Part 1
Passive Income
Buying large apartment complexes is first and foremost a business. When you invest in syndication, you are investing in a business, real estate is just the vehicle, and living space for rent is the product.
We buy apartments because they produce income. When tenants pay their rent, they are creating income. On the other end of the spectrum, large commercial real estate properties cost money to run and keep up.
There are basic expenses like maintenance, capital expenditures, (think roofs, parking lots, upgrades, etc.) management of the property, utilities, and other business expenses like printing, legal support, (think evictions) insurance, and taxes. Another huge expense is the mortgage. After subtracting expenses from the income, what you have leftover is profit, or in this case, passive income or cash flow.

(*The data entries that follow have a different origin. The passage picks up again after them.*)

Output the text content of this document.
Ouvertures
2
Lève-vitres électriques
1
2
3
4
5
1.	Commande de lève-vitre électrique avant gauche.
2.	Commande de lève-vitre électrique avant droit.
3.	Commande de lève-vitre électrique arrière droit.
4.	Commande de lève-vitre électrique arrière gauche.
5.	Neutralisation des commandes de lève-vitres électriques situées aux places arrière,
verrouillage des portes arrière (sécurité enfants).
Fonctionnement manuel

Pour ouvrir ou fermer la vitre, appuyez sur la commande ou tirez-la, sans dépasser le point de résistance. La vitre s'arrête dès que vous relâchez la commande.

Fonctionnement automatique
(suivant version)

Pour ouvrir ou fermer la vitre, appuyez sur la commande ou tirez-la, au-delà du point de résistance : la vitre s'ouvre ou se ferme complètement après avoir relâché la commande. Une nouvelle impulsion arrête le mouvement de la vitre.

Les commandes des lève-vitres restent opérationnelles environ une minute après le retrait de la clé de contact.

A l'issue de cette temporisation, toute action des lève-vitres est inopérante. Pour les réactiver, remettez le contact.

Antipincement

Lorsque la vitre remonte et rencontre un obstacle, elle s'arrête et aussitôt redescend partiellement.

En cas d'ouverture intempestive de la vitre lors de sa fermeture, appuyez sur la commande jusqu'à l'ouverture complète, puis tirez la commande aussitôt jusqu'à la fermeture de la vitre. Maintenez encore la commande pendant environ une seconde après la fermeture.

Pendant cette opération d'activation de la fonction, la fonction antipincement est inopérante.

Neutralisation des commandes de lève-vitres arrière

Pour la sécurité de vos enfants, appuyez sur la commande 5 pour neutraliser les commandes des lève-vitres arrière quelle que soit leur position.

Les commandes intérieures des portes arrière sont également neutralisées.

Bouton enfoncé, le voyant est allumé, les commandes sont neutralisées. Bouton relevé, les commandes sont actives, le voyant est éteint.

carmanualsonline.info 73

The income gets paid out in dividends to the General Partners and Limited Partners in accordance with their percentage ownership of the company. Dividends are paid monthly, some are paid quarterly, and on the rare occasion it may be bi-annually or annually, it just depends on the project. Quarterly is pretty standard. For passive investors, this income is very passive. All you have to do is check your email when the General Partners send an update (or don’t, this is optional), and make sure you are receiving your ACH transfer (or don’t, but it is a good idea, kind of like balancing your checkbook, who does that?) How much more passive can it get than that?
Appreciation
Appreciation is the laziest and most intensive benefit of real estate. Let me explain. Market appreciation happens naturally. As you own an asset, it naturally appreciates as the population grows and jobs move into a market. Some markets have a higher market appreciation rate, but those markets come with risk and volatility (California, New York, Las Vegas circa 2008). Buying for appreciation is speculative and it is risky, though millions have been made, just the same, millions have been lost on speculation.
We don’t buy for market appreciation, but we do make sure it is trending on the up, not the other way, and we like to see the market economy projecting modest appreciation.

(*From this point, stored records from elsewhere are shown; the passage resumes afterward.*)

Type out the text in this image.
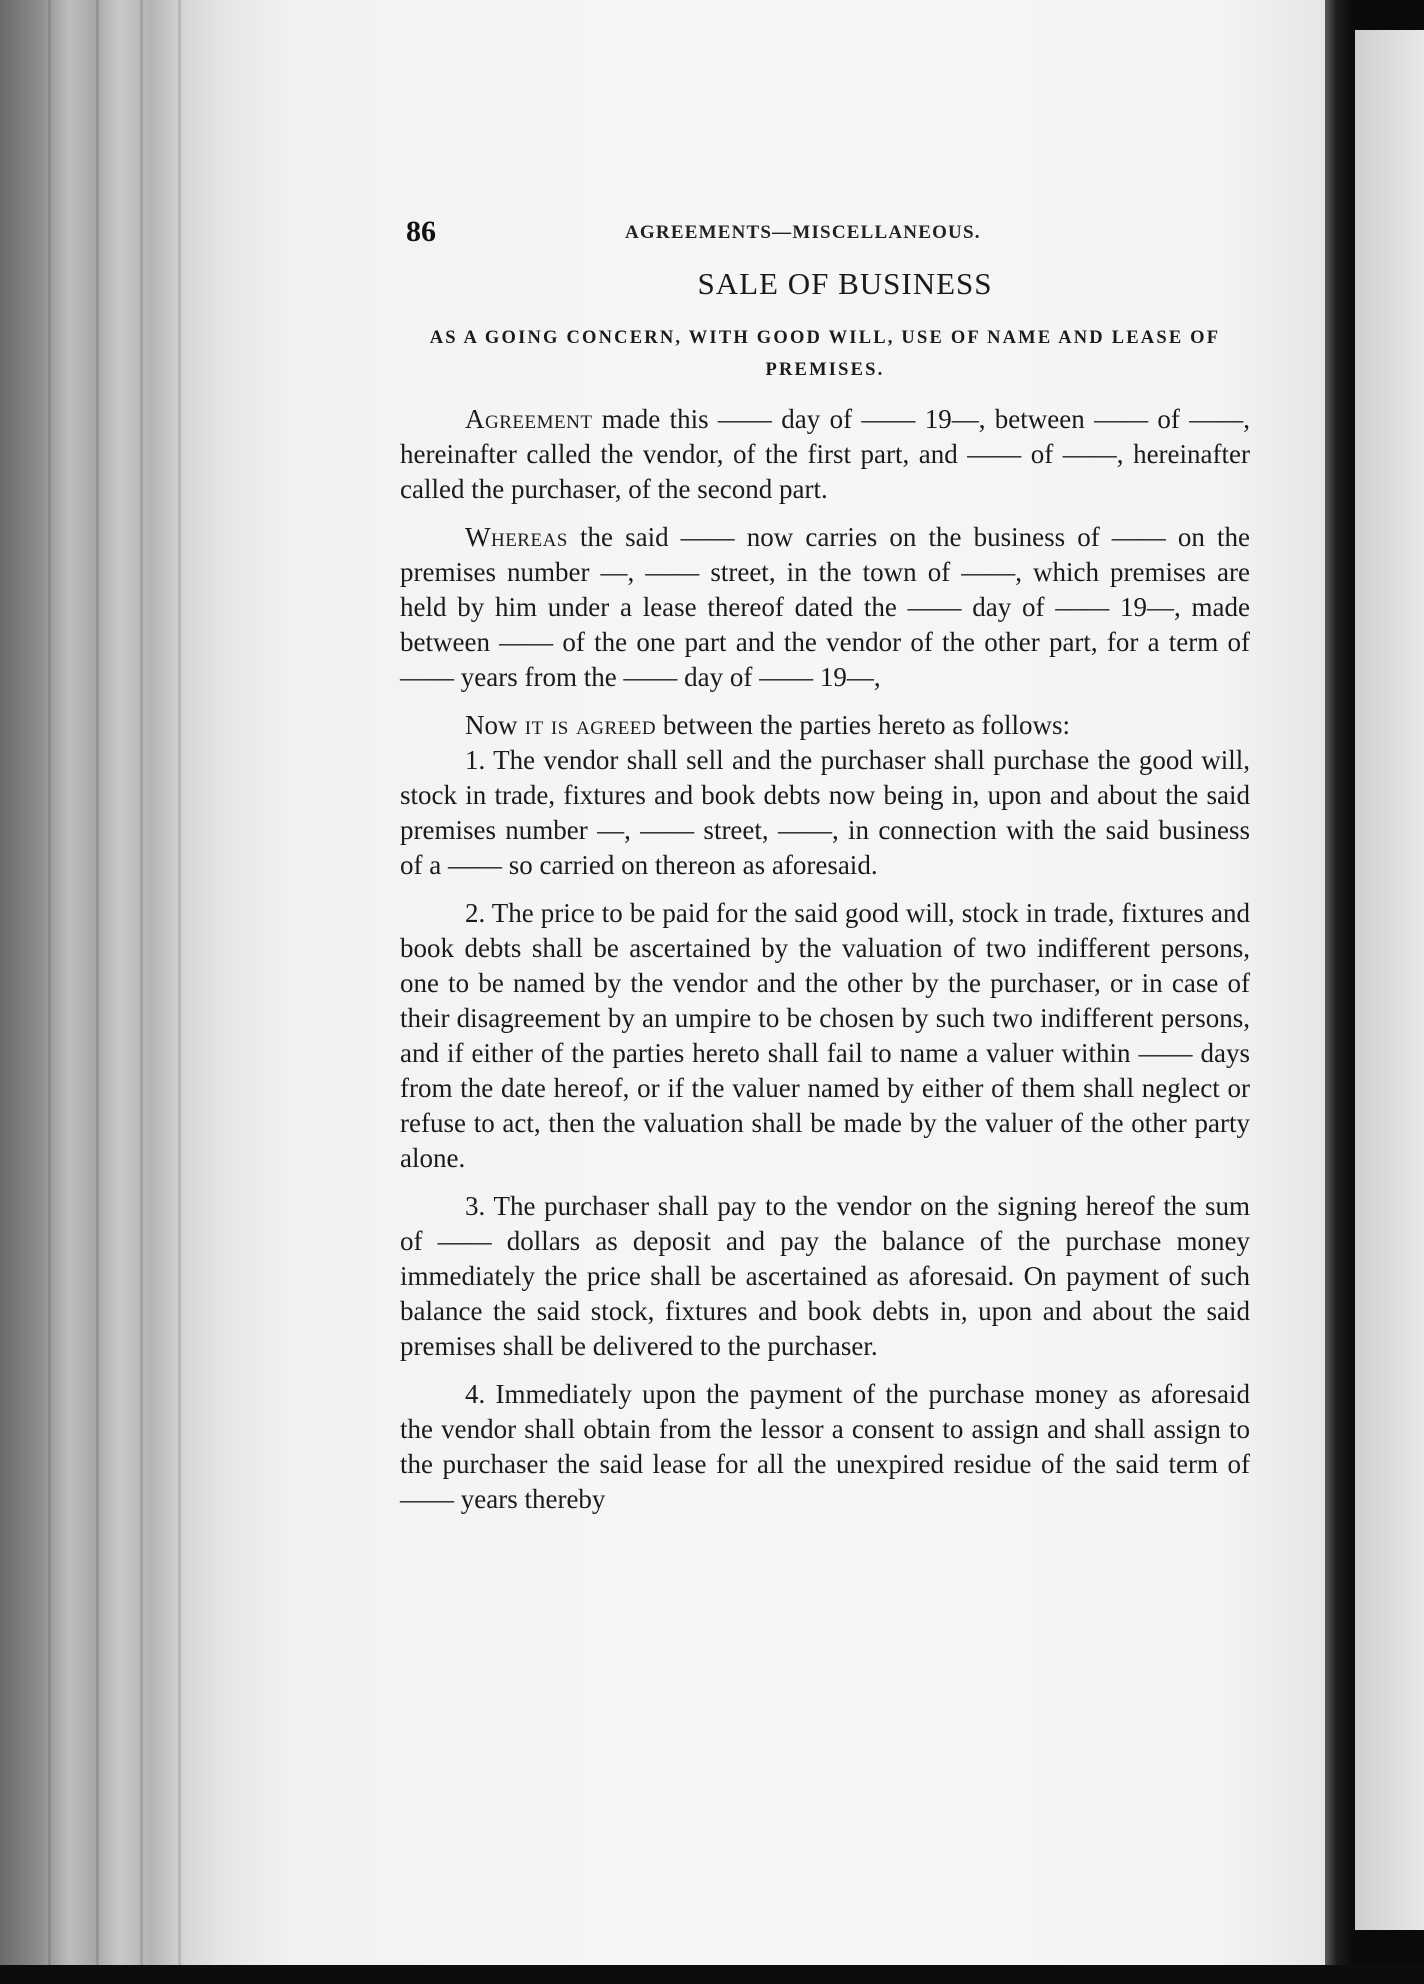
86	AGREEMENTS—MISCELLANEOUS.
SALE OF BUSINESS

AS A GOING CONCERN, WITH GOOD WILL, USE OF NAME AND LEASE OF PREMISES.

Agreement made this —— day of —— 19—, between —— of ——, hereinafter called the vendor, of the first part, and —— of ——, hereinafter called the purchaser, of the second part.

Whereas the said —— now carries on the business of —— on the premises number —, —— street, in the town of ——, which premises are held by him under a lease thereof dated the —— day of —— 19—, made between —— of the one part and the vendor of the other part, for a term of —— years from the —— day of —— 19—,

Now it is agreed between the parties hereto as follows:

1. The vendor shall sell and the purchaser shall purchase the good will, stock in trade, fixtures and book debts now being in, upon and about the said premises number —, —— street, ——, in connection with the said business of a —— so carried on thereon as aforesaid.

2. The price to be paid for the said good will, stock in trade, fixtures and book debts shall be ascertained by the valuation of two indifferent persons, one to be named by the vendor and the other by the purchaser, or in case of their disagreement by an umpire to be chosen by such two indifferent persons, and if either of the parties hereto shall fail to name a valuer within —— days from the date hereof, or if the valuer named by either of them shall neglect or refuse to act, then the valuation shall be made by the valuer of the other party alone.

3. The purchaser shall pay to the vendor on the signing hereof the sum of —— dollars as deposit and pay the balance of the purchase money immediately the price shall be ascertained as aforesaid. On payment of such balance the said stock, fixtures and book debts in, upon and about the said premises shall be delivered to the purchaser.

4. Immediately upon the payment of the purchase money as aforesaid the vendor shall obtain from the lessor a consent to assign and shall assign to the purchaser the said lease for all the unexpired residue of the said term of —— years thereby
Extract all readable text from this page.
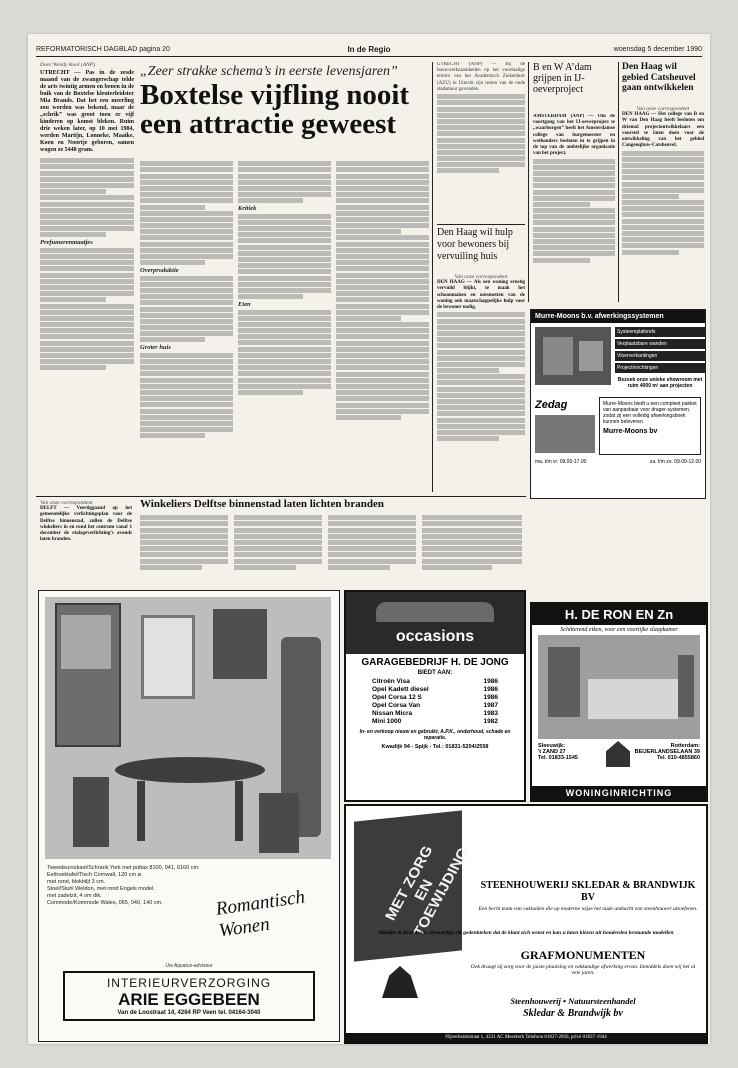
REFORMATORISCH DAGBLAD pagina 20	In de Regio	woensdag 5 december 1990
Door Wendy Kool (ANP)
UTRECHT — Pas in de zesde maand van de zwangerschap telde de arts twintig armen en benen in de buik van de Boxtelse kleuterleidster Mia Brands. Dat het een meerling zou worden was bekend, maar de „schrik” was groot toen er vijf kinderen op komst bleken. Ruim drie weken later, op 10 mei 1984, werden Martijn, Lonneke, Maaike, Koen en Noortje geboren, samen wogen ze 5440 gram.
Prefumerenmaatjes
„Zeer strakke schema’s in eerste levensjaren”
Boxtelse vijfling nooit een attractie geweest
Overproduktie
Groter huis
Kritiek
Eten
UTRECHT (ANP) — Bij de bouwwerkzaamheden op het voormalige terrein van het Academisch Ziekenhuis (AZU) in Utrecht zijn resten van de oude stadsmuur gevonden.
Den Haag wil hulp voor bewoners bij vervuiling huis
Van onze correspondent
DEN HAAG — Als een woning ernstig vervuild blijkt, te maak het schoonmaken en ontsmetten van de woning ook maatschappelijke hulp voor de bewoner nodig.
B en W A’dam grijpen in IJ-oeverproject
AMSTERDAM (ANP) — Om de voortgang van het IJ-oeverproject te „waarborgen” heeft het Amsterdamse college van burgemeester en wethouders besloten in te grijpen in de top van de ambtelijke organisatie van het project.
Den Haag wil gebied Catsheuvel gaan ontwikkelen
Van onze correspondent
DEN HAAG — Het college van B en W van Den Haag heeft besloten om driemal projectontwikkelaars een voorstel te laten doen voor de ontwikkeling van het gebied Cangenqhuw-Catsheuvel.
Murre-Moons b.v. afwerkingssystemen
Systeemplafonds
Verplaatsbare wanden
Vloerverkantingen
Projectinrichtingen
Bezoek onze unieke showroom met ruim 4000 m² aan projecten
Zedag	Murre-Moons biedt u een compleet pakket van aanpasbaar voor drager-systemen, zodat zij een volledig afwerkingsboek kunnen beleveren
Murre-Moons bv
ma. t/m vr. 09.00-17.00	za. t/m zo. 09.00-12.00
Van onze correspondent
DELFT — Veertiggaand op het gemeentelijke verlichtingsplan voor de Delftse binnenstad, zullen de Delftse winkeliers in en rond het centrum vanaf 1 december de etalageverlichting’s avonds laten branden.
Winkeliers Delftse binnenstad laten lichten branden
Tweedeursskast/Schrank York met puttax 8100, 041, 6160 cm.
Eethoektafel/Tisch Cornwall, 120 cm ø.
met rond, blokbiljt 3 cm.
Stoel/Stuhl Weldon, met rond Engels model.
met zadelzit, 4 om dik.
Commode/Kommode Wales, 065, 040, 140 cm.	Romantisch Wonen
Uw Aquatus-adviseur
INTERIEURVERZORGING
ARIE EGGEBEEN
Van de Loostraat 14, 4264 RP Veen tel. 04164-3040
occasions
GARAGEBEDRIJF H. DE JONG
BIEDT AAN:
Citroën Visa	1986
Opel Kadett diesel	1986
Opel Corsa 12 S	1986
Opel Corsa Van	1987
Nissan Micra	1983
Mini 1000	1982
In- en verkoop nieuw en gebruikt, A.P.K., onderhoud, schade en reparatie.
Kwadijk 94 - Spijk - Tel.: 01831-5204/2558
H. DE RON EN Zn
Schitterend eiken, voor een voortijke slaapkamer
Sleeuwijk:
't ZAND 27
Tel. 01833-1545
Rotterdam:
BEIJERLANDSELAAN 39
Tel. 010-4855860
WONINGINRICHTING
MET ZORG EN TOEWIJDING STEENHOUWERIJ SKLEDAR & BRANDWIJK BV
Een hecht team van vakluiden die op moderne wijze het oude ambacht van steenhouwer uitoefenen.
Skledar & Brandwijk vervaardigt elk gedenkteken dat de klant zich wenst en kan u laten kiezen uit honderden bestaande modellen
GRAFMONUMENTEN
Ook draagt zij zorg voor de juiste plaatsing en vakkundige afwerking ervan. Inmiddels doen wij het al vele jaren.
Steenhouwerij • Natuursteenhandel
Skledar & Brandwijk bv
Nijverheidsstraat 1, 4231 AC Meerkerk Telefoon 01837-2056, privé 01837-1944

The best real estate syndications rely heavily on cash flow and have a plan to force appreciation. Forced appreciation is what happens when a property is improved physically or economically.
Physically forced appreciation means we make repairs or update units and the exterior with an expectation that we can demand higher rents for improved property. Economically forced appreciation is when we manage the building better by lowering expenses and increasing income by getting trouble tenants out who aren’t paying their rent and increasing rents to market rent rates.
Market appreciation is the cherry on top while forced appreciation is the business strategy for the project. Again, buying and managing apartments is a business, so there must be a business plan and professional execution of that plan.
Equity
Over the life of the project, the equity in the property increases, so at the sale, the equity is profit, and it gets split among the Limited Partners and the General Partners in accordance with their ownership percentage. Remember, owning and managing an apartment complex is a business, except in this business strategy, you build equity in a physical asset.
Leverage
When leverage, also called debt, is used to purchase a commercial property, you are able to buy something much larger in price and size than you would if you were paying cash. Currently, there is a lot of capital that needs to get deployed, so lenders are chomping at the bit to finance stable real estate purchases such as apartments–stable meaning they produce income.
Interest rates are competitive and loans are pretty easy to come by as long as the underwriting of the project pencils out to the bank’s standards. There are some amazing loan opportunities with non-recourse financing from government-backed lenders such as Freddie Mac and Fannie Mae.
What I love about leveraged properties is that you get another set of eyes on the underwriting. A bank won’t lend on a bad deal.